Des propos menaçants
Le 6 novembre, la Coordination Nationale des Enseignants et des Écoles d’Art envoie aux différents candidats aux élections régionales une lettre, demandant aux partis comment ils envisagent l’avenir des écoles d’art en cas de victoire. Le 25 novembre, Christophe Boudot, candidat FN pour la région Auvergne-Rhône-Alpes, donne sa réponse. Enfin… il énonce sa politique plutôt que de répondre aux questions de la CNEEA. « Nous voulons une culture de l’art et non une ”cul-ture” du ”canul-art”. » Toujours le même problème, le FN n’aime pas la création contemporaine, qui y voit une culture « élitaire » qui ne profite qu’à des « « artistes » médiocres », sortes de parasites de la société, profitant des impôts du peuple pour vivre, et nuisant à la reconnaissance des « vrais artistes ». Alors, M. Boudot, comment envisagez-vous l’art contemporain et son enseignement ? Il prône un art libéré des institutions contemporaines, pour mieux se concentrer sur son territoire, un art « de la culture populaire locale ». Une façon de faire auto-centrée, qui n’interrogerait en aucun cas les questions du monde contemporain. Et si, par malheur, les écoles ne correspondent pas aux critères du parti, elles se verraient « refuser le soutien [de la région] » en cas d’élection. Entendez que les écoles sont menacées de fermeture et de coupures budgétaires. Une aberration pour quelqu’un pour qui la « liberté artistique » compte.

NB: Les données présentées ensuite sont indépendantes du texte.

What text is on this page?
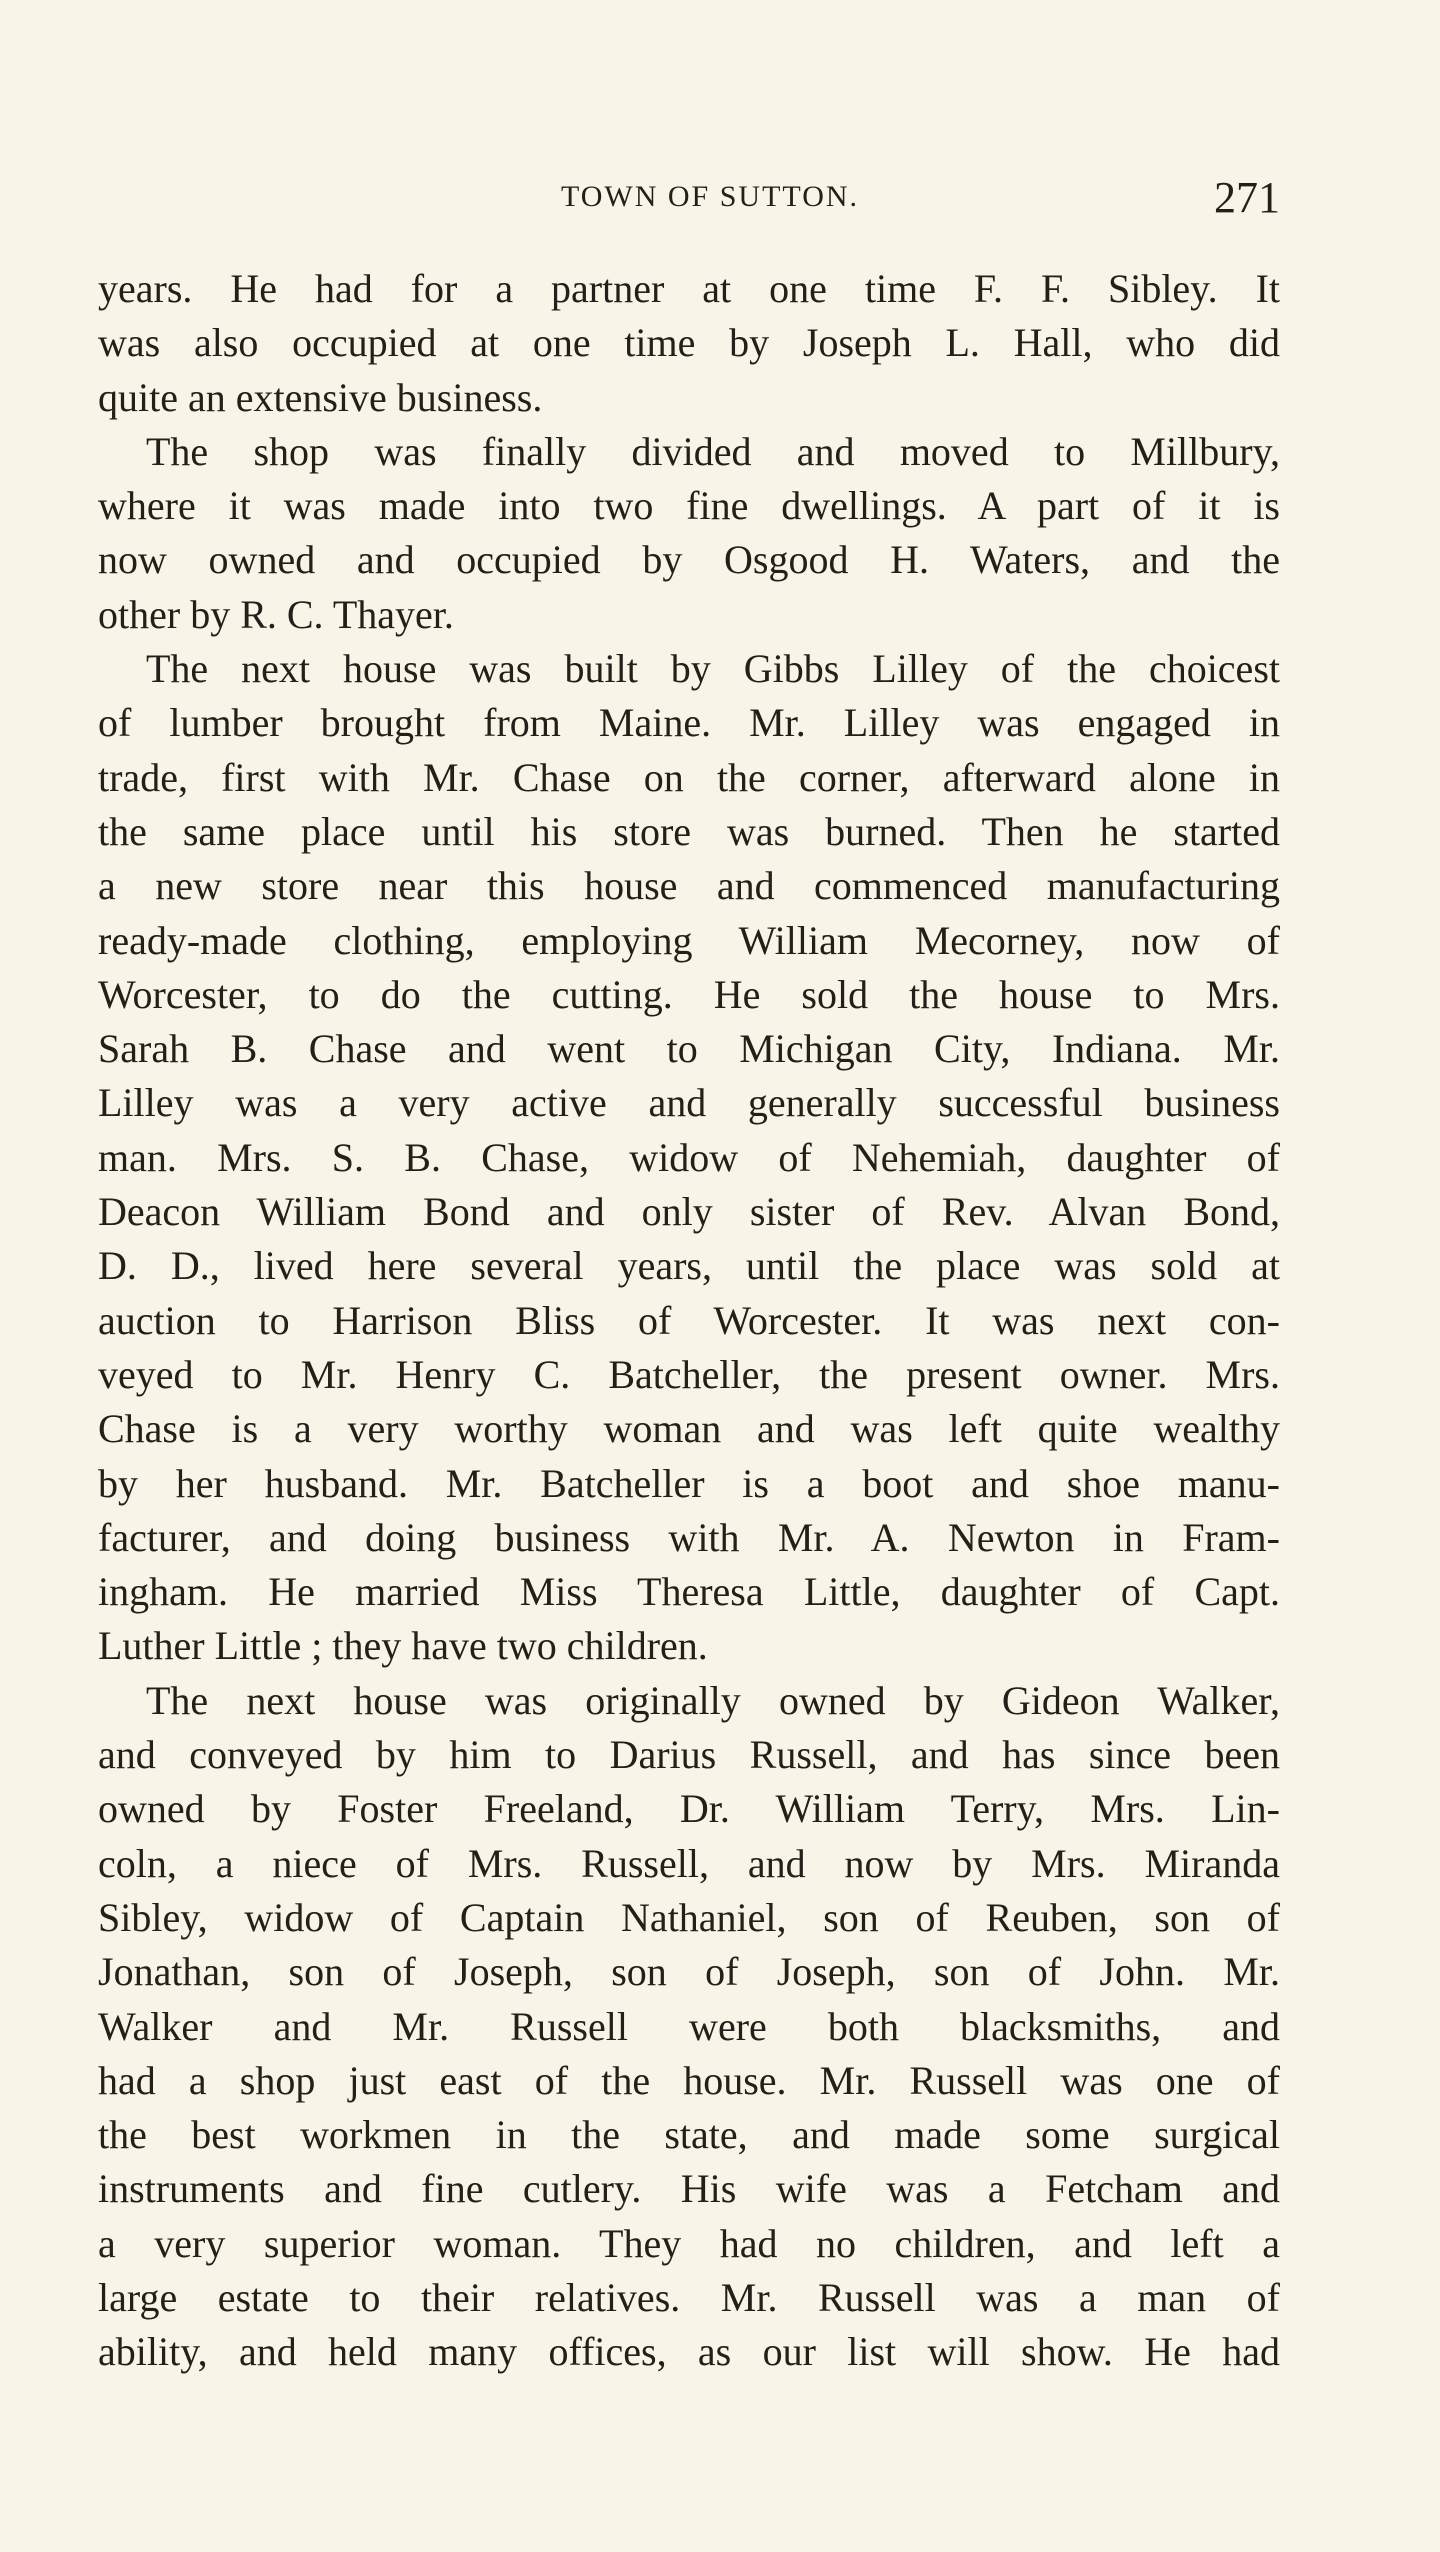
TOWN OF SUTTON.	271
years. He had for a partner at one time F. F. Sibley. It
was also occupied at one time by Joseph L. Hall, who did
quite an extensive business.
The shop was finally divided and moved to Millbury,
where it was made into two fine dwellings. A part of it is
now owned and occupied by Osgood H. Waters, and the
other by R. C. Thayer.
The next house was built by Gibbs Lilley of the choicest
of lumber brought from Maine. Mr. Lilley was engaged in
trade, first with Mr. Chase on the corner, afterward alone in
the same place until his store was burned. Then he started
a new store near this house and commenced manufacturing
ready-made clothing, employing William Mecorney, now of
Worcester, to do the cutting. He sold the house to Mrs.
Sarah B. Chase and went to Michigan City, Indiana. Mr.
Lilley was a very active and generally successful business
man. Mrs. S. B. Chase, widow of Nehemiah, daughter of
Deacon William Bond and only sister of Rev. Alvan Bond,
D. D., lived here several years, until the place was sold at
auction to Harrison Bliss of Worcester. It was next con-
veyed to Mr. Henry C. Batcheller, the present owner. Mrs.
Chase is a very worthy woman and was left quite wealthy
by her husband. Mr. Batcheller is a boot and shoe manu-
facturer, and doing business with Mr. A. Newton in Fram-
ingham. He married Miss Theresa Little, daughter of Capt.
Luther Little ; they have two children.
The next house was originally owned by Gideon Walker,
and conveyed by him to Darius Russell, and has since been
owned by Foster Freeland, Dr. William Terry, Mrs. Lin-
coln, a niece of Mrs. Russell, and now by Mrs. Miranda
Sibley, widow of Captain Nathaniel, son of Reuben, son of
Jonathan, son of Joseph, son of Joseph, son of John. Mr.
Walker and Mr. Russell were both blacksmiths, and
had a shop just east of the house. Mr. Russell was one of
the best workmen in the state, and made some surgical
instruments and fine cutlery. His wife was a Fetcham and
a very superior woman. They had no children, and left a
large estate to their relatives. Mr. Russell was a man of
ability, and held many offices, as our list will show. He had
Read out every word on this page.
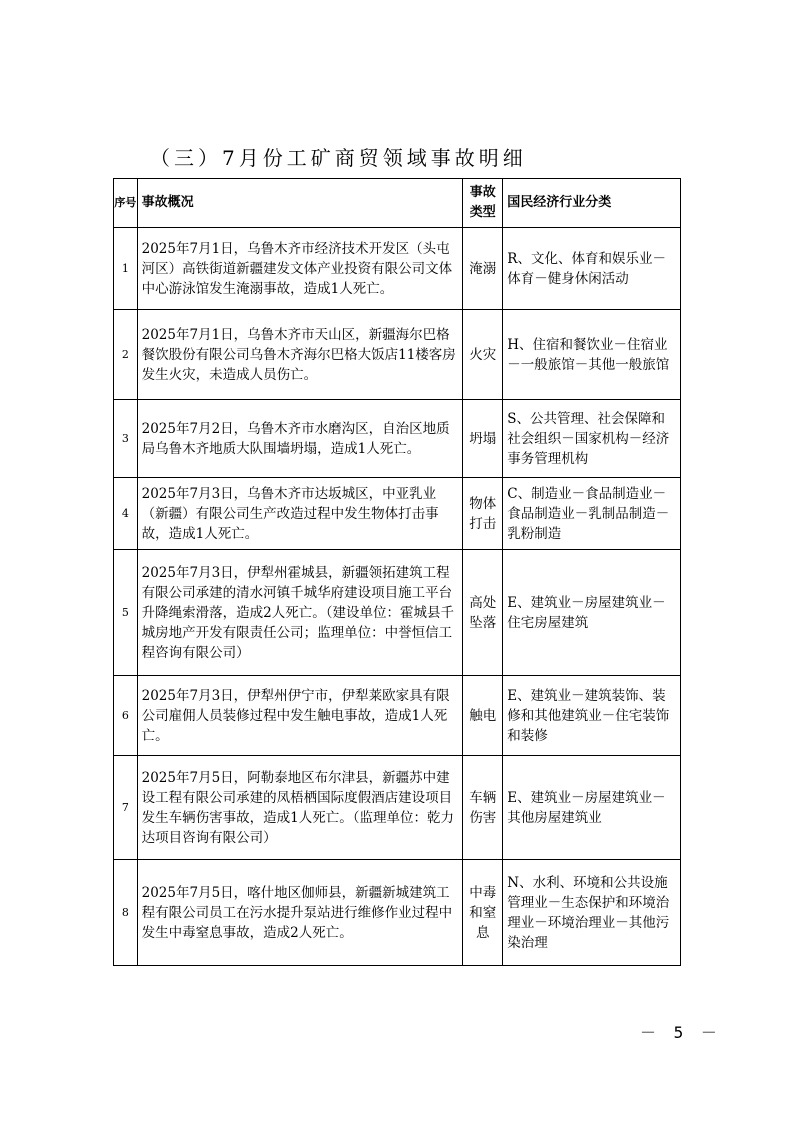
（三）7月份工矿商贸领域事故明细
序号	事故概况	事故类型	国民经济行业分类
1	2025年7月1日，乌鲁木齐市经济技术开发区（头屯河区）高铁街道新疆建发文体产业投资有限公司文体中心游泳馆发生淹溺事故，造成1人死亡。	淹溺	R、文化、体育和娱乐业－体育－健身休闲活动
2	2025年7月1日，乌鲁木齐市天山区，新疆海尔巴格餐饮股份有限公司乌鲁木齐海尔巴格大饭店11楼客房发生火灾，未造成人员伤亡。	火灾	H、住宿和餐饮业－住宿业－一般旅馆－其他一般旅馆
3	2025年7月2日，乌鲁木齐市水磨沟区，自治区地质局乌鲁木齐地质大队围墙坍塌，造成1人死亡。	坍塌	S、公共管理、社会保障和社会组织－国家机构－经济事务管理机构
4	2025年7月3日，乌鲁木齐市达坂城区，中亚乳业（新疆）有限公司生产改造过程中发生物体打击事故，造成1人死亡。	物体打击	C、制造业－食品制造业－食品制造业－乳制品制造－乳粉制造
5	2025年7月3日，伊犁州霍城县，新疆领拓建筑工程有限公司承建的清水河镇千城华府建设项目施工平台升降绳索滑落，造成2人死亡。（建设单位：霍城县千城房地产开发有限责任公司；监理单位：中誉恒信工程咨询有限公司）	高处坠落	E、建筑业－房屋建筑业－住宅房屋建筑
6	2025年7月3日，伊犁州伊宁市，伊犁莱欧家具有限公司雇佣人员装修过程中发生触电事故，造成1人死亡。	触电	E、建筑业－建筑装饰、装修和其他建筑业－住宅装饰和装修
7	2025年7月5日，阿勒泰地区布尔津县，新疆苏中建设工程有限公司承建的凤梧栖国际度假酒店建设项目发生车辆伤害事故，造成1人死亡。（监理单位：乾力达项目咨询有限公司）	车辆伤害	E、建筑业－房屋建筑业－其他房屋建筑业
8	2025年7月5日，喀什地区伽师县，新疆新城建筑工程有限公司员工在污水提升泵站进行维修作业过程中发生中毒窒息事故，造成2人死亡。	中毒和窒息	N、水利、环境和公共设施管理业－生态保护和环境治理业－环境治理业－其他污染治理
－ 5 －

Le discours du Font National a changé. Pourtant, le propos est à peu près le même : l’art contemporain doit être éradiqué pour laisser place à un art territorial, populaire, incarnant les valeurs du parti d’extrême droite. Cependant, ces intentions sont à moitié cachées, elles peuvent sembler aguicheuses. En parallèle, les dirigeants du FN profitent de l’opinion peu favorable à l’art contemporain pour rassembler de nombreux frustrés, utilisant une rhétorique populiste et pleine de clichés, rabaissant les artistes à des imposteurs. Face à de tels discours, à la promotion d’une telle médiocrité culturelle, il est important d’agir. De nombreux artistes et personnalités du monde de l’art se sont réunis pour signer une lettre-ouverte à Marine le Pen. Mais l’action doit également passer par les urnes, et c’est pourquoi il est important d’aller voter, pour ne pas laisser le pouvoir à ces détracteurs de la culture.